Dopo tutto quello che era accaduto a Tiziana ed alla sua famiglia non avrei dovuto restare lì da sola, ovviamente, e mentre me lo rimproveravo mi ero appoggiata quasi senza accorgermene alla croce di Sant’Andrea che sembrava fatta su misura per me quando mi ci trovavo legata in attesa della disciplina; avevo anche chiuso gli occhi e così com’ero mi sembrava di sentire la cera fusa ed il ghiaccio che si alternavano sui miei capezzoli, lo strap-on che scavava dentro di me, il cazzo di gomma che mi riempiva la bocca e che si muoveva su e giù fin quasi a soffocarmi mentre servivo Madame per il suo piacere. Non ne avevo mai provato tanta nostalgia come in quel momento, non ne avevo mai sentito tanto la mancanza prima; si sentiva così una cagnolina abbandonata lungo l’autostrada?
Mi sono faticosamente staccata dalla croce, ho aperto gli occhi quasi aspettandomi un ordine di Tiziana e lo sguardo mi è caduto sul complicato armadio che avevo lasciato aperto: come in trance ho cercato nei cassetti, pur ripetendomi che era una pessima idea ed ho subito trovato il mio collare di metallo; era diventato un po’ opaco, se Madame lo avesse visto mi avrebbe certamente punita per quella negligenza, la sua schiavetta aveva anche il dovere di pulire e lucidare manette e collare alla fine di ogni sessione.
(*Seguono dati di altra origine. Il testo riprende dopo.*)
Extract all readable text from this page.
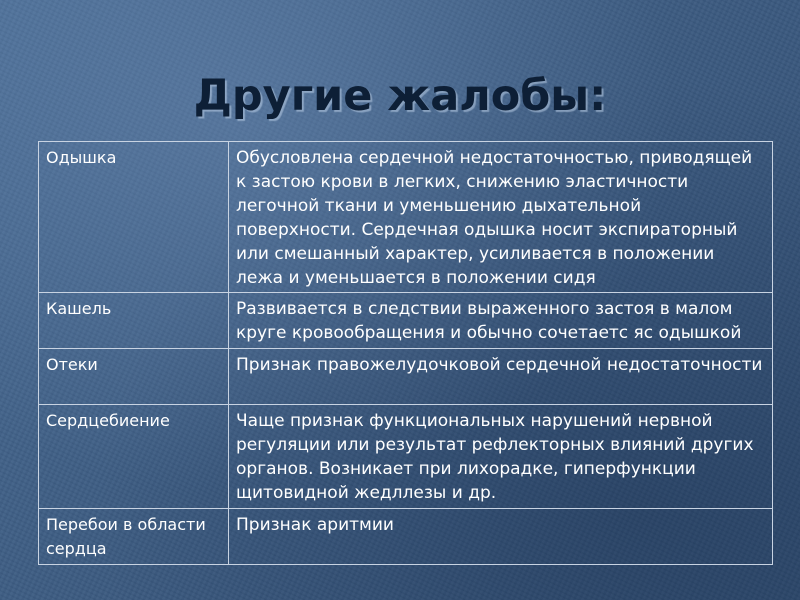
Другие жалобы:
Одышка	Обусловлена сердечной недостаточностью, приводящей к застою крови в легких, снижению эластичности легочной ткани и уменьшению дыхательной поверхности. Сердечная одышка носит экспираторный или смешанный характер, усиливается в положении лежа и уменьшается в положении сидя
Кашель	Развивается в следствии выраженного застоя в малом круге кровообращения и обычно сочетаетс яс одышкой
Отеки	Признак правожелудочковой сердечной недостаточности
Сердцебиение	Чаще признак функциональных нарушений нервной регуляции или результат рефлекторных влияний других органов. Возникает при лихорадке, гиперфункции щитовидной жедллезы и др.
Перебои в области сердца	Признак аритмии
Mi sono chiesta se davvero mi mancassero sofferenze ed umiliazioni, dalle quali mai avevo tratto il minimo piacere se non quello puramente intellettuale di soddisfare Madame e di raggiungere e superare i miei limiti. O forse mi mancavano le esperte carezze di Tiziana e mi sentivo improvvisamente insoddisfatta della docilità di Cristina che nel mio letto si prodigava notte dopo notte per rispondere a tutte le mie richieste? Stamattina la avevo fatta inginocchiare davanti a me sotto la doccia e le avevo a lungo pisciato addosso prima di venire contro la sua bocca, quasi soffocandola: quando mi sono finalmente staccata da lei l’ho trovata che sorrideva e mi sono semplicemente sentita chiedere se mi era piaciuto e se aveva fatto tutto bene. Ho improvvisamente sentito dolore e mi sono resa conto che stavo stringendo spasmodicamente in pugno il collare; un gesto e l’ho messo al sicuro in borsetta, assieme alle manette: domani li luciderò e li farò brillare, ho pensato, e mi sono avvicinata alla catena che pendeva lucida dal soffitto. Ho allungato una mano e l’ho appena sfiorata: chissà cosa mi aspettavo, e con mia sorpresa non ho provato niente, non ho ricordato le occasioni in cui mi sono trovata appesa lì, con le mani di Tiziana su di me, quando mi prendeva da dietro, piegata in due, le braccia dolorosamente strappate verso l’alto.
Forse ce l’ho fatta, mi sono detta, sono guarita.